An example of this is the behavior of vehicle sales in the period from 2014 to 2016, when the highest vehicle sales records were achieved in the country (19.1 percent national increase in 2015 and 18.7 percent in 2016). In 2016, Veracruz only advanced 7.4 percent, Tabasco dropped 9.2 percent and Campeche lost 4 percent of its sales. 

The exposure of these entities to the participation of oil in their economies and the impact of oil disinvestment during that period due to the poor management of PEMEX and the crude price crisis of August 2014 was among the common factors on the slope of the Gulf of Mexico.

The behavior of the automotive market in the state of Baja California in 2019, which saw a 5.3 percent increase in vehicle sales, while the national total fell by 7.5 percent, is another example of regional differences and their connection to economic and political factors.

The Tax Incentives Decree for the Northern Border Region, which includes benefits for consumers with a 50 percent reduction in VAT payments (8 percent rate versus 16 percent national rate), was one of the factors that had much to do with this outcome.

In spite of the risk of losing your attention with so many figures, I consider it important to take into account the contribution of each region to the automotive market (from the average supply due to the relative participation of the distributors, as well as the demand due to their participation in the purchase of light vehicles) according to their contribution to the Gross Domestic Vehicle Market.

Northern Region (Chihuahua, Coahuila, Durango, Nuevo Leon, Sinaloa, Sonora, Tamaulipas): participates with 24.0 percent of national GDP, represents 22.9 percent of the country's light vehicle buyers and concentrates 22.5 percent of the total light vehicle distributors.

The Northern Border and Border Strip Region includes the states of Baja California and Baja California Sur, as well as the border municipalities of Sonora, Coahuila, Chihuahua, Nuevo Leon and Tamaulipas.


The Central Region includes the states of Aguascalientes, Mexico City, Colima, Guanajuato, Hidalgo, Jalisco, Mexico, Michoacan, Nayarit, Queretaro, S.L.P. and Zacatecas, which together account for 49.04 percent of Mexico's GDP, 53.1 percent of the country's vehicle buyers and 48.3 percent of all light-vehicle distributors.

The Southern Region includes Campeche, Chiapas, Guerrero, Morelos, Oaxaca, Puebla, Quintana Roo, Tabasco, Tlaxcala, Veracruz and Yucatan. These regions account for 22.4 percent of the country's GDP, 20.5 percent of vehicle buyers and 25.1 percent of all light-vehicle distributors.

This description is an illustration of what we can find if we take indicators as diverse as access to education, health and per capita income as reference points and place ourselves before the challenge of generating a large national agreement that emphasizes the dilution of inequality between regions due to public and private investment in those less developed places.

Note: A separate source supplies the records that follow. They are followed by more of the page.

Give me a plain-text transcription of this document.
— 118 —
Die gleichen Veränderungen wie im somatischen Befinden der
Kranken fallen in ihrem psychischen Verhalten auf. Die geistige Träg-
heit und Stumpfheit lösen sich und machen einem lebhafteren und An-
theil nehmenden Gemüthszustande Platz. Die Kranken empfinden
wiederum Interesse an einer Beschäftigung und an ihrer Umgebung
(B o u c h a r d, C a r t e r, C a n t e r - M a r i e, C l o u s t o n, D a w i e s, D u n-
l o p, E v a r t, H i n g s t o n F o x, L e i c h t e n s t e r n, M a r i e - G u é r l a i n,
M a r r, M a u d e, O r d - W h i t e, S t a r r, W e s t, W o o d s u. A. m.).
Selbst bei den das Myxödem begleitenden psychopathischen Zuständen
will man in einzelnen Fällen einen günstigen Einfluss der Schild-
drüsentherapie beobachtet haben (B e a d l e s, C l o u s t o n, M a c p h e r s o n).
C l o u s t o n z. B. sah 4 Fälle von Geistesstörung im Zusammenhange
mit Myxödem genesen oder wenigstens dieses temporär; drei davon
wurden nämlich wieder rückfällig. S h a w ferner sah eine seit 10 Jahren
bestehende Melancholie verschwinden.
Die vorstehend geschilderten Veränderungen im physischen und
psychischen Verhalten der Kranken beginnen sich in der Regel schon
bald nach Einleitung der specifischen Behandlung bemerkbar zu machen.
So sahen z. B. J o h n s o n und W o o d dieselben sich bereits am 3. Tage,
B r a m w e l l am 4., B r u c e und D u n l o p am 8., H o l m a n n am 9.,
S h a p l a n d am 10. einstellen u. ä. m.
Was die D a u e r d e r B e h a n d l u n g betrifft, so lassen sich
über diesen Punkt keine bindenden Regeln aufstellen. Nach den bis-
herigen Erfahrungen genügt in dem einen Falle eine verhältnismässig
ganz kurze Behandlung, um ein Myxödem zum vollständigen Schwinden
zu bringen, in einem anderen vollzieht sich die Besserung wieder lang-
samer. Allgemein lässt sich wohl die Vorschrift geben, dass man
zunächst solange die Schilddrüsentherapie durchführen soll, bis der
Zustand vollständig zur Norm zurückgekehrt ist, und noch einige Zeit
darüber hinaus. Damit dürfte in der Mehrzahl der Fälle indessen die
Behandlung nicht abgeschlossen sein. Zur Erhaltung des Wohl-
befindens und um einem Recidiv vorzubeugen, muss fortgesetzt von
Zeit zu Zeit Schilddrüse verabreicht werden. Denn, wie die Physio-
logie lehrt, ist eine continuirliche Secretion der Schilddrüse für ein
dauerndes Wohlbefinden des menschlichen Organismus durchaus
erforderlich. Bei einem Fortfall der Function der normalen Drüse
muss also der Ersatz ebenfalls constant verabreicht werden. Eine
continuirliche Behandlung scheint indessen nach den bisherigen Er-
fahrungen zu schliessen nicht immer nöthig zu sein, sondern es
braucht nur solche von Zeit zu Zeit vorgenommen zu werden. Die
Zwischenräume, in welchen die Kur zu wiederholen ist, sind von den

However, I emphasize the use of the concept of investment, through which a positive return is expected in the future (economic and social), and not simply the increase in public spending through government programs that, at most, contribute to the subsistence of the beneficiaries or the construction of public works with negative returns, such as those being promoted in the South-Southeast (the Dos Bocas refinery and the Maya Train).

Let's not give up on building a better country.